Elle ne croyait pas en l'homme - explicit
- Vazy mignon lâche tout, je suis là. Ouiii, c'est... hmm.
Elle se lèche les babines, passe un doigt malicieux sur le coin de ses lèvres, les yeux pétillants mais un peu moins extrapolés que les siens à lui, qu'elle observe plutôt nulle part qu'ailleurs.
Il a grincé, il a gémi, et son souffle coupé tente quelque saccades de récupération qu'elle ne peut s'empêcher d'entendre d'une oreille satisfaite.
- J'aimerais bien te voir venir, toi aussi...
- Ca va être compliqué.
Quelques heures plus tôt ils étaient tous les deux dans ce genre d'imprécisions géolocalisées où l'endroit prime sur le lieu. Du formica, des palmiers en plastique, des néons un peu oranges et roses. Les cocktails coulaient à flot derrière les masques imbibés, depuis des verres plus brillants que jamais. Elle et lui ont tous les deux les résultats des tests : ils sont positifs. Du coup les interactions sociales sont à changer pour eux, et ils ont commencé une rencontre autour du virus.
Il a joué ses meilleures cartes : il sait bien faire le canard.
Et elle aime ça. Les canards.
D'une, parce que ça la conforte dans son sentiment d'être l'objet du désir plutôt que le sujet qui doit assumer le sien. Elle se sent trop bloquée par son éducation pour ne serait-ce qu'assumer qu'un homme pourrait être moins sensible à sa beauté fatale qu'elle ne le serait pour sa virilité si spécifique du vingt-et-unième siècle.

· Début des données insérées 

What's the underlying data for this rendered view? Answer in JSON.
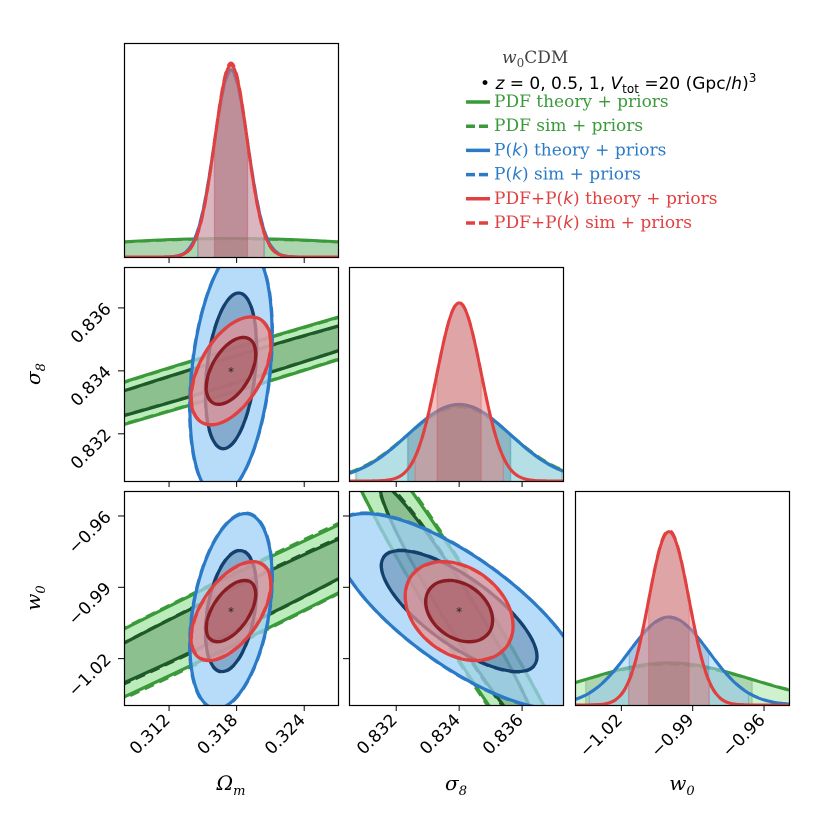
{
  "chart_data": {
    "type": "corner",
    "center": {
      "Om": 0.3175,
      "s8": 0.834,
      "w0": -1.0
    },
    "params": [
      {
        "key": "Om",
        "label": "Ω_m",
        "range": [
          0.308,
          0.327
        ],
        "ticks": [
          0.312,
          0.318,
          0.324
        ],
        "tick_labels": [
          "0.312",
          "0.318",
          "0.324"
        ]
      },
      {
        "key": "s8",
        "label": "σ_8",
        "range": [
          0.8305,
          0.8373
        ],
        "ticks": [
          0.832,
          0.834,
          0.836
        ],
        "tick_labels": [
          "0.832",
          "0.834",
          "0.836"
        ]
      },
      {
        "key": "w0",
        "label": "w_0",
        "range": [
          -1.0395,
          -0.9495
        ],
        "ticks": [
          -1.02,
          -0.99,
          -0.96
        ],
        "tick_labels": [
          "−1.02",
          "−0.99",
          "−0.96"
        ]
      }
    ],
    "axis_labels": {
      "Om": "Ωm",
      "s8": "σ8",
      "w0": "w0"
    },
    "series": [
      {
        "name": "PDF theory + priors",
        "color": "#3a9a3a",
        "fill": "#a6e6a6",
        "inner": "#1e5a28",
        "style": "solid",
        "sigma": {
          "Om": 0.015,
          "s8": 0.00165,
          "w0": 0.035
        },
        "rho": {
          "Om_s8": 0.985,
          "Om_w0": 0.985,
          "s8_w0": -0.97
        },
        "scale": 1.0
      },
      {
        "name": "PDF sim + priors",
        "color": "#3a9a3a",
        "fill": "none",
        "inner": "#1e5a28",
        "style": "dashed",
        "sigma": {
          "Om": 0.0153,
          "s8": 0.00168,
          "w0": 0.036
        },
        "rho": {
          "Om_s8": 0.986,
          "Om_w0": 0.985,
          "s8_w0": -0.97
        },
        "scale": 1.0
      },
      {
        "name": "P(k) theory + priors",
        "color": "#2a7ac8",
        "fill": "#9fd0f7",
        "inner": "#14406e",
        "style": "solid",
        "sigma": {
          "Om": 0.0016,
          "s8": 0.00175,
          "w0": 0.018
        },
        "rho": {
          "Om_s8": 0.3,
          "Om_w0": 0.35,
          "s8_w0": -0.75
        },
        "scale": 0.93
      },
      {
        "name": "P(k) sim + priors",
        "color": "#2a7ac8",
        "fill": "none",
        "inner": "#14406e",
        "style": "dashed",
        "sigma": {
          "Om": 0.00163,
          "s8": 0.00177,
          "w0": 0.0183
        },
        "rho": {
          "Om_s8": 0.3,
          "Om_w0": 0.35,
          "s8_w0": -0.75
        },
        "scale": 0.92
      },
      {
        "name": "PDF+P(k) theory + priors",
        "color": "#e04040",
        "fill": "#e89090",
        "inner": "#8a1c24",
        "style": "solid",
        "sigma": {
          "Om": 0.00145,
          "s8": 0.0007,
          "w0": 0.0085
        },
        "rho": {
          "Om_s8": 0.5,
          "Om_w0": 0.55,
          "s8_w0": -0.3
        },
        "scale": 1.0
      },
      {
        "name": "PDF+P(k) sim + priors",
        "color": "#e04040",
        "fill": "none",
        "inner": "#8a1c24",
        "style": "dashed",
        "sigma": {
          "Om": 0.00148,
          "s8": 0.00072,
          "w0": 0.0087
        },
        "rho": {
          "Om_s8": 0.5,
          "Om_w0": 0.55,
          "s8_w0": -0.3
        },
        "scale": 0.97
      }
    ]
  },
  "legend": {
    "title": "w0CDM",
    "subtitle": "z = 0, 0.5, 1,  Vtot =20 (Gpc/h)3",
    "entries": [
      {
        "label": "PDF theory + priors",
        "color": "#3a9a3a",
        "style": "solid"
      },
      {
        "label": "PDF sim + priors",
        "color": "#3a9a3a",
        "style": "dashed"
      },
      {
        "label": "P(k) theory + priors",
        "color": "#2a7ac8",
        "style": "solid"
      },
      {
        "label": "P(k) sim + priors",
        "color": "#2a7ac8",
        "style": "dashed"
      },
      {
        "label": "PDF+P(k) theory + priors",
        "color": "#e04040",
        "style": "solid"
      },
      {
        "label": "PDF+P(k) sim + priors",
        "color": "#e04040",
        "style": "dashed"
      }
    ]
  }
}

De deux parce que de toutes façons, l'étoile de mer, c'est son credo mais pas vraiment que au lit : elle aime l'avoir sous son joug, quitte à ne pas céder à sa propre tentation à elle. Elle a beau répéter à ses copains qu'elle veut de l'amour aux bras chaleureux, et à ses copines qu'elle aime terriblement l'amour en grosses giclées, eh bien de toutes façons c'est toujours pour lui que le repas est servi entre ses cuisses à elle, alors qu'elle vibre certes d'une satisfaction maline, mais qui jamais n'efface son effacement.

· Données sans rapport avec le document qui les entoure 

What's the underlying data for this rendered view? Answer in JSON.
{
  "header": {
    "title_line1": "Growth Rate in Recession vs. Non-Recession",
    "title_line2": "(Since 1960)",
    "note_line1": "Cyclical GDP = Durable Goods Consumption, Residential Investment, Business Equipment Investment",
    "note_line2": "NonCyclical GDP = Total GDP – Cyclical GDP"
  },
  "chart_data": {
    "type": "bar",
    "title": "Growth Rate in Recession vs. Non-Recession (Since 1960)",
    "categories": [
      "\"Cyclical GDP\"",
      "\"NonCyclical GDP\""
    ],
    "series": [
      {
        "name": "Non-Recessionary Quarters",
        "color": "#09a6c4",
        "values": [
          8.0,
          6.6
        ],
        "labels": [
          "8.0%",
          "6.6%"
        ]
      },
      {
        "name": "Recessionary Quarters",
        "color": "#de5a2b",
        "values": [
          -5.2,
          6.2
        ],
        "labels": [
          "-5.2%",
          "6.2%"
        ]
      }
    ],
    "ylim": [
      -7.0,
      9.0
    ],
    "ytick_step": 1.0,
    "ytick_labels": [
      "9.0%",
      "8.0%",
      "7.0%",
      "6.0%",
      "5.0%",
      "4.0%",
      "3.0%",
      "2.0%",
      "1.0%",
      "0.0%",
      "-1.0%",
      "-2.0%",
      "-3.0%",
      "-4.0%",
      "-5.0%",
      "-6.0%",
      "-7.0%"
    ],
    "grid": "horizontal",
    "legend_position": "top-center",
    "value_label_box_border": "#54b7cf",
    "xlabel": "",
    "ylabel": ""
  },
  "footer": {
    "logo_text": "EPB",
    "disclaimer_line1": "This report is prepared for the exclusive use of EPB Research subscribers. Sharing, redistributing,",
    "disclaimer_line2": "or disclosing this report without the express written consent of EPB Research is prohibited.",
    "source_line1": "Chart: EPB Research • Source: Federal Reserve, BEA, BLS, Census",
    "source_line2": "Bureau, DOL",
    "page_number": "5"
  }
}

Elle n'ose pas. Se lâcher.
Comme un sentiment d'asservissement qu'elle n'ose profaner. Elle sait que lui y est insensible, et qu'il a trop besoin d'expulser le trop-plein, quitte à se sentir dépassé par les événements une fois que c'est fait. Mais elle, non, elle veut garder le pouvoir. Ne pas céder. Ne pas convulser cette reconnaissance qu'elle lui devrait alors, de l'avoir soulagée.
Il y a, elle ne peut le nier, ce rapport de force à la finalité de ses rapports. Se retrouver nue est déjà assez difficile dans un contexte où chacun se fait des films plus ou moins immoraux à son sujet, il ne faudrait pas que la situation s'inverse et qu'innocemment, ce soit elle qui se soumette à l'inévitable pouvoir qu'exerce le sexe sur nos vies.
Donc pas d'orgasme pour madame, et tant pis si le canard mange du pain humide et qu'elle n'a que des miettes sans tartine.
Là, présentement, elle l'observe avec un œil à cheval entre le dédain, le dégoût et... la fierté. Elle n'aime pas vraiment qu'il jouisse et pas elle. Mais elle ne peut pas se permettre. D'une construction morale identitaire, c'est elle qui suscite le désir ; pas l'inverse.
Lui, il n'est plus là.
Son cerveau emporté par la vague le laisse pantois, les jambes en cuisses de grenouille, le visage au crépuscule d'un effort tendu.
Il est bien, satisfait, soulagé. Les flux de molécules chimiques ont envahi sa conscience et il ne se pose plus la question de savoir quel équilibre ; quelle légitimité.
Il a juté en une explosion incontrôlable, et son plaisir assouvi ne rencontre que la normalité de la situation. Il a cru la dominer un peu avec ses jeux de rôles, et elle s'est laissée faire jusqu'à ce qu'il parvienne au bout.
Maintenant il a atteint un objectif, et c'est tout à leur honneur.
Lui d'avoir conquis.
Elle d'avoir réalisé.
Son extase à lui.
Le pouvoir partagé en miroir.
Lui de profiter, elle de maîtriser.
La soumission partagée en miroir.
Lui de dépendre, elle de permettre.
Elle s'allonge contre lui, et lui caresse la poitrine.